Data mesh as an architectural pattern has strong connections to lean theory and practice for managing complexity, responding to change and better serving customer needs. We shared this perspective on data mesh at a recent LAST Conference (slides) and provide a brief introduction here.
Modern digital businesses demand analytical data products for intelligence-driven decision making. We consider analytical data products manufactured in an organizational factory. We consider running the factory - delivering timely and well-governed data from producers to consumers on an ongoing basis - and also building (and re-building) the factory - making new connections from data producers to consumers, driven by evolving demand.
The more we can eliminate waste from this factory, the better we can deliver Data and AI initiatives, and the more we can improve business performance and value. Contrarily, waste is often hidden and therefore hard to address in centralized data architectures, though the resultant impacts of cost, lead time, quality and poor outcomes are felt by practitioners and organizations alike. Our lean perspective, however, makes this waste highly visible, and shows clearly how we might remove waste, motivating a decentralized architecture and a lean approach to delivering value through analytical data production.

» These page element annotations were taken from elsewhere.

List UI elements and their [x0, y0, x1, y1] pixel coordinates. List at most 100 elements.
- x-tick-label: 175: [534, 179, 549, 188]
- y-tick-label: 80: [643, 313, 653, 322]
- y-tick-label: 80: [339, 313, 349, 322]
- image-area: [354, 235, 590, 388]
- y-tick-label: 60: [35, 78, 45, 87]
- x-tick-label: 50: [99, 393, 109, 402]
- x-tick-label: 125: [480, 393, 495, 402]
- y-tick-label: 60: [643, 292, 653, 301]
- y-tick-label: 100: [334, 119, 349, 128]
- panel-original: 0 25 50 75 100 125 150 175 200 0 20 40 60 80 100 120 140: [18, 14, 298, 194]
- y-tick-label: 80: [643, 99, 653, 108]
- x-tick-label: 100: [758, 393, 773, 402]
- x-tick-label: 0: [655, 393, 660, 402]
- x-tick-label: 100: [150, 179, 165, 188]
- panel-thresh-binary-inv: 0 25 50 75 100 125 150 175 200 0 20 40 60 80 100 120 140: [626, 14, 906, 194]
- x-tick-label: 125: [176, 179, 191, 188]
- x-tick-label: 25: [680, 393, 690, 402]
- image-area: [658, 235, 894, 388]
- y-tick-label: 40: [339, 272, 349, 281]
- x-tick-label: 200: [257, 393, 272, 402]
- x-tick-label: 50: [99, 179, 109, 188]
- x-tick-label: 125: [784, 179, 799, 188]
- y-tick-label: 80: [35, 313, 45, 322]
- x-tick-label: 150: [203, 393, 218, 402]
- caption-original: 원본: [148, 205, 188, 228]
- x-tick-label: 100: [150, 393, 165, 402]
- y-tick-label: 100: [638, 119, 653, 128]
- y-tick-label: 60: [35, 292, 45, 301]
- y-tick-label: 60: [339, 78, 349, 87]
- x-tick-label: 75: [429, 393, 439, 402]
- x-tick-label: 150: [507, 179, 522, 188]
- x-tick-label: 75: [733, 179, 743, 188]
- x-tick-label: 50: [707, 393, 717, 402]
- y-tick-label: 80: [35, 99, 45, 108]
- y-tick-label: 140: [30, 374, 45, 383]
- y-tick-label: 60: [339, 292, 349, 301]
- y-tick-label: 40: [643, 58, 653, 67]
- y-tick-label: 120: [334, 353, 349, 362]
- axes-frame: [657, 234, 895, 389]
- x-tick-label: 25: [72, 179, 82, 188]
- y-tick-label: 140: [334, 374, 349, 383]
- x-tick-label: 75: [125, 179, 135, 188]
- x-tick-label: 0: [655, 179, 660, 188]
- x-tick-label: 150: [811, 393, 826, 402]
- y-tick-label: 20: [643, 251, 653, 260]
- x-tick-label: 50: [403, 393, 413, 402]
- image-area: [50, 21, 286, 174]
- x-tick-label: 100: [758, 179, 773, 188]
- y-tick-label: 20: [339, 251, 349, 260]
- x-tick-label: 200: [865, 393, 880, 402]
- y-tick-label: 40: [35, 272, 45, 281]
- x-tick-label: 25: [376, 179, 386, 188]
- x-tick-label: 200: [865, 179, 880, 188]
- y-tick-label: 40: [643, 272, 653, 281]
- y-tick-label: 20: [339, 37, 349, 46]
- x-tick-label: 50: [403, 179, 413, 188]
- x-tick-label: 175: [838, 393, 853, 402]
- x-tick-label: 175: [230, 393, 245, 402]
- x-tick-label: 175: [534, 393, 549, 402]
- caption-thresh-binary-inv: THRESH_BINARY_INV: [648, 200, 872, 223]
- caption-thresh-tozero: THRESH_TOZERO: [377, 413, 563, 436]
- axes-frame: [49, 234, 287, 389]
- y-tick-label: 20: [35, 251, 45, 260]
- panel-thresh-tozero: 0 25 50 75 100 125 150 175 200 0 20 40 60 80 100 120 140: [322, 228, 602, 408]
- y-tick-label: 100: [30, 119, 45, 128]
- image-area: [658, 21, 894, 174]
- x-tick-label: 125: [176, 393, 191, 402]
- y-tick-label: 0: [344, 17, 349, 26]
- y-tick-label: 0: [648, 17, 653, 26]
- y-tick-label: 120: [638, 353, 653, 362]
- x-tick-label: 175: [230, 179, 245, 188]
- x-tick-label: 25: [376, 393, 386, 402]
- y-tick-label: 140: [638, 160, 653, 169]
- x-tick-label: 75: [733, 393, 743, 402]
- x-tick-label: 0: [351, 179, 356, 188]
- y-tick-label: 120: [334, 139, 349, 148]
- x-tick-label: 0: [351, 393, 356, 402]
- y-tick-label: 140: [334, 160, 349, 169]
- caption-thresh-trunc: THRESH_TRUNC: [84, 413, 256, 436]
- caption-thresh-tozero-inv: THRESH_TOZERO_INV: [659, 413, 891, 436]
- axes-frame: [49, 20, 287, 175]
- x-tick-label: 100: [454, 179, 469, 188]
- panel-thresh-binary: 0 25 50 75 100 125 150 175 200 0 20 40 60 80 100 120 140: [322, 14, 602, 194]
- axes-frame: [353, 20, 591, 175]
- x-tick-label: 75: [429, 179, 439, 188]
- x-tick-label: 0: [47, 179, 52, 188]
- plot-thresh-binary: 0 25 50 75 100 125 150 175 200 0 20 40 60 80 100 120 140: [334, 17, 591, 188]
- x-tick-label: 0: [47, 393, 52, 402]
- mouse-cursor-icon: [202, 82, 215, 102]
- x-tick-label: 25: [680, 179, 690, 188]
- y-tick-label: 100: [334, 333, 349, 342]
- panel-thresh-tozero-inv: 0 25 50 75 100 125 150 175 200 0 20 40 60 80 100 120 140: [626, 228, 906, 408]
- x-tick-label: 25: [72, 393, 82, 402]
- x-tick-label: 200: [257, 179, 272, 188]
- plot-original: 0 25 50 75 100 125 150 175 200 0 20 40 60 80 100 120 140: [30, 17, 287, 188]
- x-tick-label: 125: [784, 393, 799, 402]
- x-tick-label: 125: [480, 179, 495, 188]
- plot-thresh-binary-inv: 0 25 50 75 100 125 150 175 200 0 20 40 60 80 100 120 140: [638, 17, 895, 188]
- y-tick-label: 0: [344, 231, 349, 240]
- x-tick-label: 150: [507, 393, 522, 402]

Data mesh is a decentralized approach to data architecture, originally defined by Thoughtworker Zhamak Dehghani. Data mesh is based on four interrelated principles:
Domain-oriented decentralization: data production and data consumption is owned by the teams closest to the data and associated processes, who can connect peer-to-peer.
Data as a product: the data served is deliberately designed to deliver value to the consumer.
Self-service data infrastructure: tools and services to support producers and consumers to build, connect and run data products with affordances for automation and accessibility to enhance the effectiveness of domain teams.
Federated governance: core governance concerns are built into the platform while individual data products support additional governance concerns in their context.
Centralization and technological decomposition leads to batch-and-queue inefficiencies.
“Things work better when you focus on the product and its needs, rather than the organization of its equipment.” — James P Womack, Daniel T Jones, Lean Thinking.
Disclaimer: The statements and opinions expressed in this article are those of the author(s) and do not necessarily reflect the positions of Thoughtworks.